— Да что за трагедия?! — нервничаю и повышаю тон.

Мой крик эхом разлетается по пространству дома.

Приятельницы тоже глазеют на Семенихину, а та краснеет.

— В туалет захотела, всю дорогу терпела, ей-богу! — резко подскакивает с кресла, оставляет только папку, что принесла. — Где сортир?

Саша взмахивает рукой в сторону уборной. Нина охнув, топает туда.

Ну уж нет! Меня одолевает дрожь и волнение такой силы, что едва ли не перехожу на крепкие матерные наречия.

Я бегу вслед за этой вертихвосткой, но Семенихина, как змея заползает в туалет быстрее.

Тем временем Алиса заинтересованно открывает папку и внимательно читает первые листы.

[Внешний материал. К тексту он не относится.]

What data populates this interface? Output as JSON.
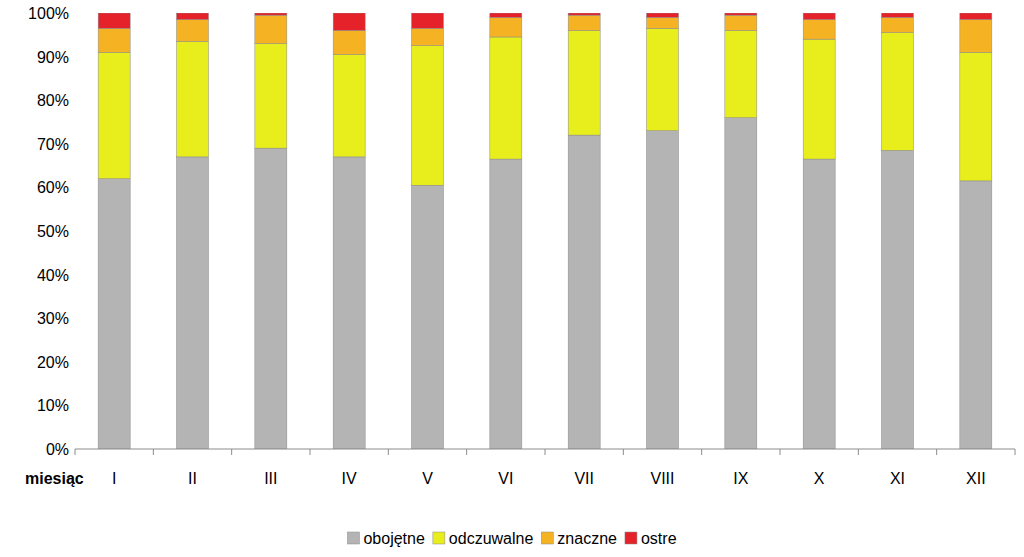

— Юль…здесь о тебе упоминается, — нахмурившись, произносит, — что-то про роды, кажется, все благополучно. Хм…зачем помощнице Грозного история рождения твоей дочки?

Меня в ту же секунду, словно кипятком ошпаривает. Я даже перестаю ощущать собственное тело и опору под ногами! Пошатнувшись, хватаюсь за стенку, чуть не падаю. Сердце будто подпрыгивает до самого горла.

Для Алисы то, что пропечатано на листах лишь пустые строчки, а для меня любое упоминание о рождении Маруси огромная опасность!

— Отдай, — мой голос охрип, и запершило от волнения в горле, но я отталкиваюсь от стены и теперь иду к Хакимовой.

Я стараюсь не выдавать эмоций, пожирающих меня изнутри, однако руки предательски трясутся, будто страдаю от тяжкого абстинентного синдрома. Но сравняться ли эти страдания с теми, что могут обрушиться на мою голову, если в папке именно то о чем я подумала?

— Что с твоим лицом? — щурится Алиса.

— Н-нормально, — я даже стараюсь улыбнуться.

Забираю документы и медленно отхожу в сторонку, а в доме теперь так тихо. Телевизор девчонки сразу же выключают.

Бегло изучаю строчки. Так и есть. Вся подноготная.

А ведь Ирина Яковлевна обещала, что подлинных бумаг она делать не станет.

Для Грозного был уготован полный пакет липовых документов, к которым не придраться. А для меня позже, задним числом, когда я изменила фамилию второй пакет. Меня записали как другую пациентку, ту, что незнакома с Демидом, изменив некоторые даты и день рождения Маруси.

У Ирины было достаточно связей, чтобы провернуть всю эту махинацию гладко и ладно, а я понадеялась на ее солидарность и порядочность. Только теперь я поняла, что порядочная женщина в принципе бы не согласилась на такое преступление.

Но в прошлом во время схваток я была жутко напугана, что могу потерять дочь, так и не познав материнское счастье. Мной овладевал настоящий ужас. Куда уж было до холодных решений?

Сейчас же меня спасает лишь то, что документы держу в руках я, а Грозный мотается по лугам с Марусей.

На базу примчалась Нина, вероятнее всего, чтобы поведать Демиду губительную правду. Очень жаль, что я не смогу заштопать ее рот иголкой или заколотить гвоздями в туалете. Хотя меня переполняет дикое отчаянье…

Захлопнув папку, выдыхаю.

— Да, все нормально! Чудесно просто! — несвойственно мягким тоном объявляю приятельницам, а сама разворачиваюсь и, не теряя времени, шагаю к печке.

Демид привык полагаться только на факты. Он может проявить чувства, но без доказательной базы никогда не вынесет окончательный вердикт.

Исключительный раз лишь Грозный отрекся от своих принципов, когда узнал о потере ребенка.

Я сожгу эту папку к чертовой матери! Кину в огонь. А Семенихина пусть потом как хочет так и доказывает Грозному о своей правоте, пеплом голову посыпает, на раскаленных углях танцует.

Молча снимаю с гвоздика прихватку, чтобы открыть горячую заслонку.

— А, ну-ка, стоять! — за ничтожные секунды со спины настигают Алиса и Саша. Очень быстро берут меня за руки.